The average Chinese person now eats 63kg of meat a year, with a further 30kg of meat per person expected to be added by 2030 if nothing is done to change this patter. The new guidelines would reduce this to 14kg to 27kg a year.
Globally, 14.5% of planet-warming emissions emanate from the keeping and eating of cows, chickens, pigs and other animals – more than the emissions from the entire transport sector. Livestock emit methane, a highly potent greenhouse gas, while land clearing and fertilizers release vast amounts of carbon.
A new report by WildAid, predicted that the increase in China’s meat consumption would add an extra 233m tonnes of greenhouse gases to the atmosphere each year, which will strain the country’s water supply, already blighted by polluted rivers and groundwater.

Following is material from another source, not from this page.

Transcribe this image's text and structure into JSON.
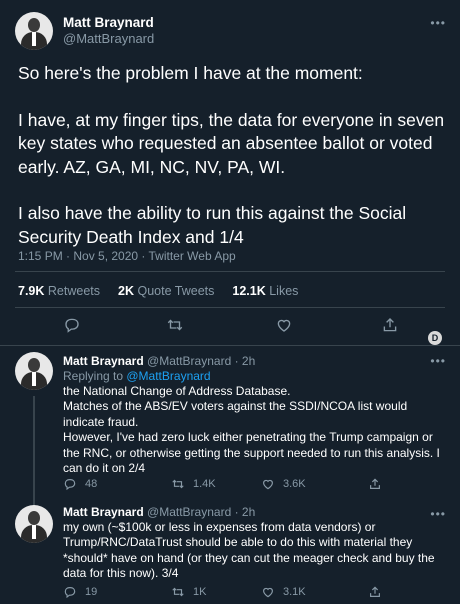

Dietary change is important if global warming is to not exceed the 2C limit imposed at the climate accord in Paris last year. The Chinese government has outlined a plan to reduce its citizens’ meat consumption by 50%, in a move that climate campaigners hope will provide major heft in the effort to avoid global warming.

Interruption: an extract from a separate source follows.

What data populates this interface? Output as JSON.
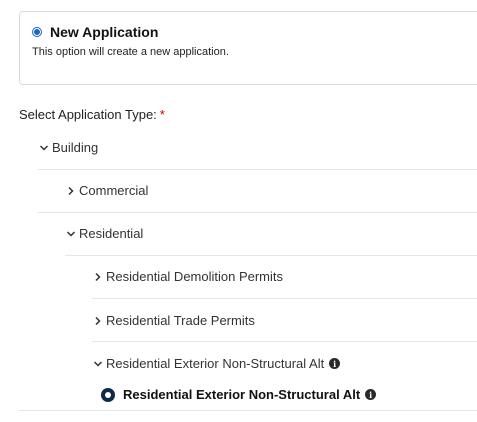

New dietary guidelines drawn up by China’s health ministry recommend that the nation’s 1.3 billion population should consume between 40g to 75g of meat per person each day. The measures, released once every 10 years, are designed to improve public health, but could also provide a major reduction to greenhouse gas emissions.

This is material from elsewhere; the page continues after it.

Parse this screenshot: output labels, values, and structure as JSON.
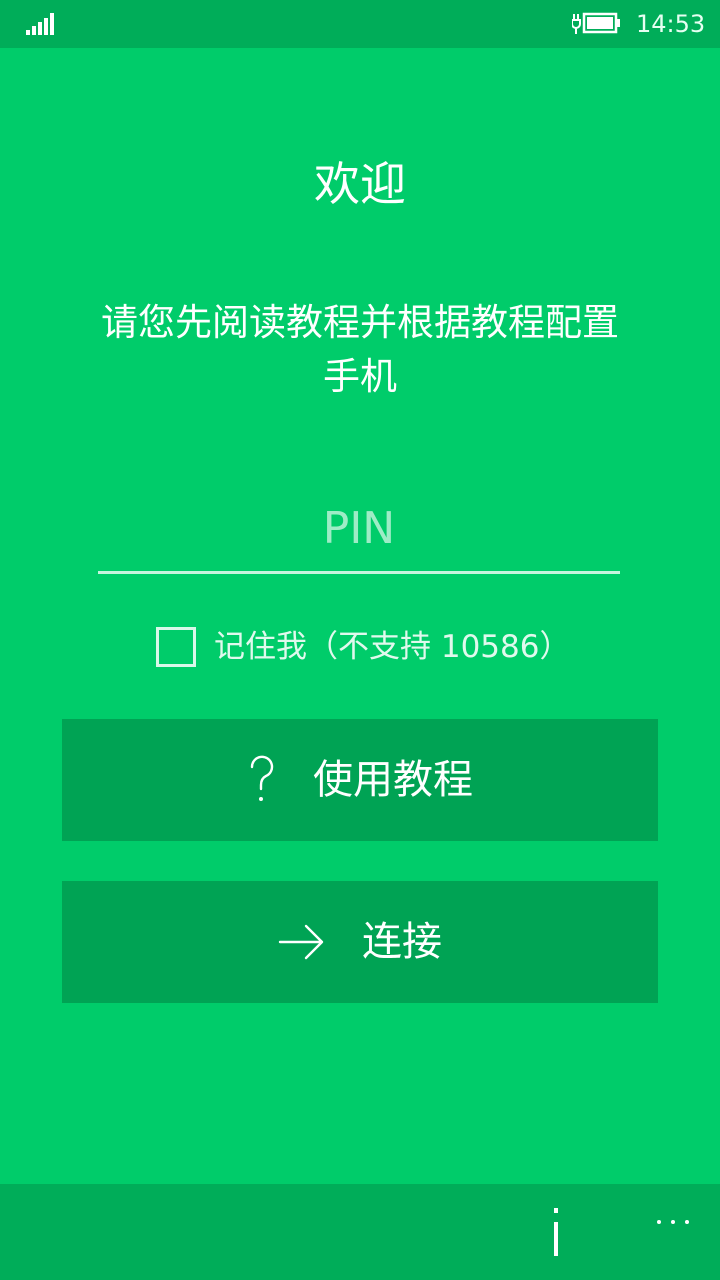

The Chinese Communist party also found unusual allies among Hollywood celebrities, with actor Arnold Schwarzenegger and director James Cameron who are involved in a series of new public information adverts to encourage Chinese people to consume less meat to help the environment.
“China’s move to cut meat consumption in half would not only have a huge impact on public health, it is a massive leadership step towards drastically reducing carbon emissions and reaching the goals set out in the Paris agreement,” said Cameron.
“Animal agriculture emits more than all transportation combined. Reducing demand for animal-based foods is essential if we are to limit global warming to 2C as agreed at COP21,” he added.
Li Junfeng, director general of China’s National Center on Climate Change Strategy and International Cooperation said: “Through this lifestyle change, it is expected that the livestock industry will transform and carbon emissions will be reduced.”
If the new guidelines are followed, carbon dioxide emissions from China’s livestock industry would be reduced by 1 billion tonnes by 2030, from a projected 1.8 billion tonnes in that year.